Poor diabetes control may increase risk of cognitive decline
June 20, 2012
Researchers from the University of California, San Francisco, discovered that diabetes mellitus (DM) and poor blood glucose control may drive cognitive decline among senior citizens who are free of dementia.
This conclusion is based on a study of more than 3,000 individuals, who had an average age of about 74. At the start of the experiment, 23 percent of individuals had diabetes.
Over the course of 10 years, the research participants took the Modified Mini-Mental State Examination (3MS) and Digit Symbol Substitution Test (DSST), which are two evaluations for neurological function.
Results showed that at the start of the study, subjects who had diabetes had worse 3MS and DSST compared to individuals who did not have the metabolic condition. Participants in the former category also experienced a more significant rate of cognitive decline during the research period.

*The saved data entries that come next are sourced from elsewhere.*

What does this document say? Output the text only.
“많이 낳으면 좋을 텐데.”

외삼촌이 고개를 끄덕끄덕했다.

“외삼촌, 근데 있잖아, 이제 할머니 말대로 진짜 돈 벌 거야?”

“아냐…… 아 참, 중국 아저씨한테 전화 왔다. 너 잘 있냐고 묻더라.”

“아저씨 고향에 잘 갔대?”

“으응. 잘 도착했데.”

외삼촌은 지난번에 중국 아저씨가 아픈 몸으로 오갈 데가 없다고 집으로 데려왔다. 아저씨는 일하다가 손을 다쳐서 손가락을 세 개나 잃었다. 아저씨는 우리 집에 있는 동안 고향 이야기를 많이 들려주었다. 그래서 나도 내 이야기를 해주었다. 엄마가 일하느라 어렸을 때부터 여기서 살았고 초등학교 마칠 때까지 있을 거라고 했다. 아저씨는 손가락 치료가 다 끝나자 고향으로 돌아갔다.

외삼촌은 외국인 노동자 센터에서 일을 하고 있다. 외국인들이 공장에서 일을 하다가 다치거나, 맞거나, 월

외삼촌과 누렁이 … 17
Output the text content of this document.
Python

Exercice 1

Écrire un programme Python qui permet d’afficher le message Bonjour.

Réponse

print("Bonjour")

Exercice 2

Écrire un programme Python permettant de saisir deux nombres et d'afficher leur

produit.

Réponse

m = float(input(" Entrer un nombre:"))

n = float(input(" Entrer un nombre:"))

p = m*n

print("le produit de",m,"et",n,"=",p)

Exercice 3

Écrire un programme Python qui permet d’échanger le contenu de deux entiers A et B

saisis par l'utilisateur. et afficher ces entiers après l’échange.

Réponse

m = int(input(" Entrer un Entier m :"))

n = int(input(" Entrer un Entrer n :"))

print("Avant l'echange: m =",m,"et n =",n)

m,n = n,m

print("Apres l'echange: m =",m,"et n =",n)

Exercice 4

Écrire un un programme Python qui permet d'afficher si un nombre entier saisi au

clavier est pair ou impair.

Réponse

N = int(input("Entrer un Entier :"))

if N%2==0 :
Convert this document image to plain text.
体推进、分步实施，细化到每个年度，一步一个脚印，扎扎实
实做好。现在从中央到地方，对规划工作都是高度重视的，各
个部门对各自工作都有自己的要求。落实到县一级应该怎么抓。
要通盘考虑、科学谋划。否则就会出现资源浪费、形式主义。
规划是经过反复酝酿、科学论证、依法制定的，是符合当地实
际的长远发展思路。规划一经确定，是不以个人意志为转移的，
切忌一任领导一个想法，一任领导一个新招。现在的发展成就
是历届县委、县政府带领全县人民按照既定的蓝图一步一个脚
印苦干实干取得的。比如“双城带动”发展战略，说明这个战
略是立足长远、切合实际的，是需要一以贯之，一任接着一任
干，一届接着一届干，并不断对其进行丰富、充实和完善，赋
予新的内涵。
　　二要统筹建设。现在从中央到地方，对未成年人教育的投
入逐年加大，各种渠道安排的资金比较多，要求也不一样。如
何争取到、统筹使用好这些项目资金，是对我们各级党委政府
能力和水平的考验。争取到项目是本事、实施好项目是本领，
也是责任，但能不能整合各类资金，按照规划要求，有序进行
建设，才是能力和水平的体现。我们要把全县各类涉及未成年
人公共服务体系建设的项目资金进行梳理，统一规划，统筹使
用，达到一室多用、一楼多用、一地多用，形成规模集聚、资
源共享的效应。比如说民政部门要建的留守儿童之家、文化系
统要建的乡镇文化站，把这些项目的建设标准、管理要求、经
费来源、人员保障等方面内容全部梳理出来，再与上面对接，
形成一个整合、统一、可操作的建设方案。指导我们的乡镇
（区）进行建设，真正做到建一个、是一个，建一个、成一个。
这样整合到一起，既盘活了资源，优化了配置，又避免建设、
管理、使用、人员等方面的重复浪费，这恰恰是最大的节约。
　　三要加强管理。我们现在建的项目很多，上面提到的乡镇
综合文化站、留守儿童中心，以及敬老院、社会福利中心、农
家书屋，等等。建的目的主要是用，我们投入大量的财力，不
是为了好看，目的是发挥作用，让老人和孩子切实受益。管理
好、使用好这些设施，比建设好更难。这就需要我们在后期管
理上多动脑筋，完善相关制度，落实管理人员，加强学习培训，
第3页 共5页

Other results showed that higher levels of HbA1c among diabetics were associated with lower 3MS and DSST scores. However, the impact on DSST disappeared after adjusting for certain factors, including age, sex, race and education levels.
"This study supports the hypothesis that older adults with DM have reduced cognitive function and that poor glycemic control may contribute to this association," the authors wrote in the Archives of Neurology. "Future studies should determine if early diagnosis and treatment of DM lessen the risk of developing cognitive impairment and if maintaining optimal glucose control helps mitigate the effect of DM on cognition."